Launchpad user Michael Garibaldi(mgaribaldi) wrote on 2019-02-26T22:25:08.955852+00:00

Is it possible to have eno1 on a commissioned node which is plugged in on the same network that MaaS provisions nodes and have MaaS configure eno2 to be configured for another network?

MaaS in this case is physically connected to both networks.

It appears as though the network configuration isn't allowed. The NIC config reverts to the PXE subnet prior to deploying upon reviewing the interface configs.

ubuntu-server-builder commented 1 year ago

Launchpad user Michael Garibaldi(mgaribaldi) wrote on 2019-02-26T22:38:30.716855+00:00

Correction, the NIC config reverts the static config to "unconfigured" but for the correct network.

ubuntu-server-builder commented 1 year ago

Launchpad user Andres Rodriguez(andreserl) wrote on 2019-02-27T21:21:34.201641+00:00

@Michael,

Can you provide an step by step of how you are configuring interfaces? Also can you provide some logs? If you are doing this via the UI, have you seen: https://bugs.launchpad.net/maas/+bug/1659151

ubuntu-server-builder commented 1 year ago

Launchpad user Michael Garibaldi(mgaribaldi) wrote on 2019-02-28T09:39:09.749459+00:00

I believe this issue is out of scope of this thread. Perhaps I should create another one?

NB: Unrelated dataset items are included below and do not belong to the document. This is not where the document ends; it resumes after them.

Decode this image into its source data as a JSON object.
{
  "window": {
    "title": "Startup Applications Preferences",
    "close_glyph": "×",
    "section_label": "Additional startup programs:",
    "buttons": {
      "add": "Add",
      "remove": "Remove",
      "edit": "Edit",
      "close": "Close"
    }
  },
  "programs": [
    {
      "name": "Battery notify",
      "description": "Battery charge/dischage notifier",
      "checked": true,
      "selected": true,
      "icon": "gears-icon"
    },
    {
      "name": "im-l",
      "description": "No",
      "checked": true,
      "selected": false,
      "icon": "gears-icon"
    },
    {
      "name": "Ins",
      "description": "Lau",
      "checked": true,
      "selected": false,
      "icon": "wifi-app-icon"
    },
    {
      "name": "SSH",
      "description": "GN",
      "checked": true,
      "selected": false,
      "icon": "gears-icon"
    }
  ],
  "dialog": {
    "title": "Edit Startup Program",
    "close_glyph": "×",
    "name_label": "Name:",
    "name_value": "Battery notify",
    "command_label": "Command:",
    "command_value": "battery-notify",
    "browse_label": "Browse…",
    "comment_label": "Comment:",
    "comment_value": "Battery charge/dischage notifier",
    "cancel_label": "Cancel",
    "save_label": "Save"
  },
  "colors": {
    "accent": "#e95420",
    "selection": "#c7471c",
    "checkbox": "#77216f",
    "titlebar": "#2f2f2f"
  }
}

The issue I was seeing consists of the same issues mentioned in the pre-existing bug report mentioned and also provided below again, but after applying the work around I have noticed one extra issue when trying to assign the network configuration for a node in the GUI that requires VLAN tagging. https://bugs.launchpad.net/maas/+bug/1659151

Here are the steps taken: 1) Commission node - eno1 configured "auto assigned" on the default VLAN 2) After commissioning I update the eno2 interface to be configured on a different fabric, on VLAN XXX and with a static IP 3) Node is then deployed 4) After the completion of the deployment process I can SSH to the box on the default network and notice the netplan config has the: IP is set correctly VLAN for eno2 not configured for any VLAN; thus, the interface isn't reachable on that subnet/fabric/VLAN.

In summary, upon defining an interface in the MaaS GUI, the VLAN config isn't being applied during deployment.

ubuntu-server-builder commented 1 year ago

Launchpad user Michael Garibaldi(mgaribaldi) wrote on 2019-02-28T09:40:04.536525+00:00

Please let me know which logs you would like to see and I can provide. Thank you for your assistance.

ubuntu-server-builder commented 1 year ago

Launchpad user Launchpad Janitor(janitor) wrote on 2019-04-30T04:17:23.451802+00:00

[Expired for MAAS because there has been no activity for 60 days.]